DR FUCHS: I think that, to some extent, the standard becomes the CONKO study, namely using single-agent gemcitabine after resection. Existing questions are on the role of radiation therapy where, for the most part, on the other side of the Atlantic there isn’t much use.
There’s not much enthusiasm for radiation. There’s still some on this side, partly because most of our studies in the US, in North America, have included radiation therapy. But at our center, often if we were to use gemcitabine and were contemplating radiation because we don’t routinely use it, usually we’ll give 4 cycles of gemcitabine, restage them and make sure that they haven’t progressed before contemplating radiation just because you’d want to delay that as long as possible just to be certain they don’t develop any early systemic recurrence. FOLFIRINOX is certainly a question.

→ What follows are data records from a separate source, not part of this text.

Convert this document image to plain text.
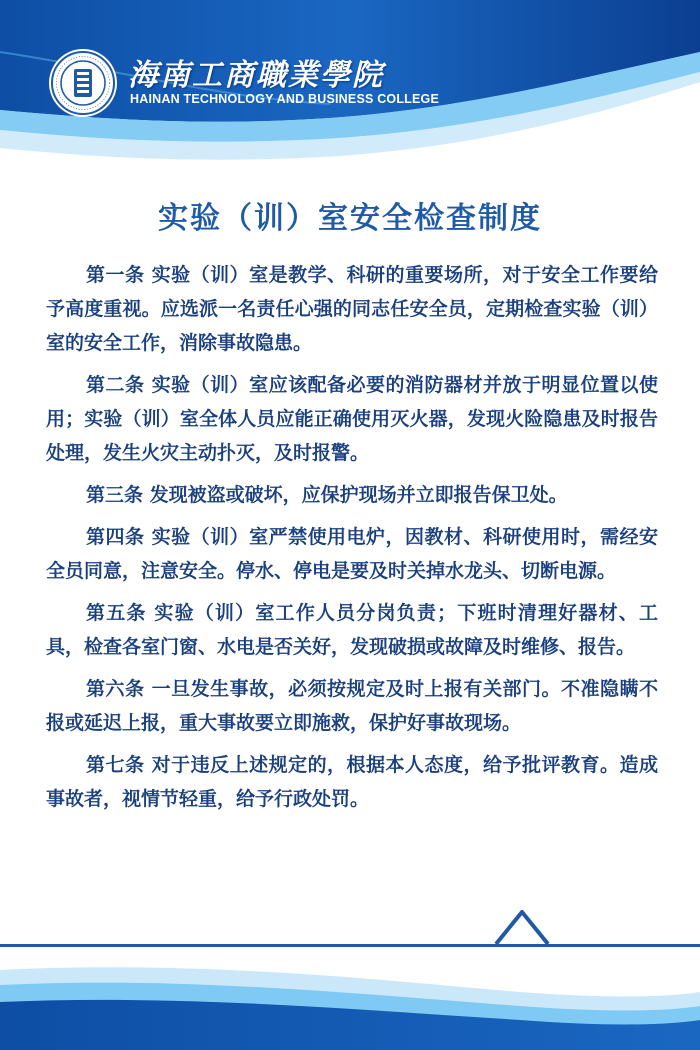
海南工商職業學院
HAINAN TECHNOLOGY AND BUSINESS COLLEGE
实验（训）室安全检查制度

第一条 实验（训）室是教学、科研的重要场所，对于安全工作要给予高度重视。应选派一名责任心强的同志任安全员，定期检查实验（训）室的安全工作，消除事故隐患。

第二条 实验（训）室应该配备必要的消防器材并放于明显位置以使用；实验（训）室全体人员应能正确使用灭火器，发现火险隐患及时报告处理，发生火灾主动扑灭，及时报警。

第三条 发现被盗或破坏，应保护现场并立即报告保卫处。

第四条 实验（训）室严禁使用电炉，因教材、科研使用时，需经安全员同意，注意安全。停水、停电是要及时关掉水龙头、切断电源。

第五条 实验（训）室工作人员分岗负责；下班时清理好器材、工具，检查各室门窗、水电是否关好，发现破损或故障及时维修、报告。

第六条 一旦发生事故，必须按规定及时上报有关部门。不准隐瞒不报或延迟上报，重大事故要立即施救，保护好事故现场。

第七条 对于违反上述规定的，根据本人态度，给予批评教育。造成事故者，视情节轻重，给予行政处罚。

There is yet no data about using FOLFIRINOX in this setting. So I have not routinely used FOLFIRNOX as an adjuvant therapy.
DR KULKE: Yes, I would agree. I think FOLFIRNOX always comes up simply because of the data in the metastatic setting. So you have to discuss it. But it’s no picnic to give or to receive. And so before moving it to the adjuvant setting, I’d really want to see a little bit more data.
DR GOLDBERG: I agree with everything that’s been said. FOLFIRNOX is hard to take, and you commonly end up doing dose reductions. All these people that are post-Whipple are fairly beaten up and so, even though giving it in people with advanced disease is difficult, it would be more difficult in the postoperative setting.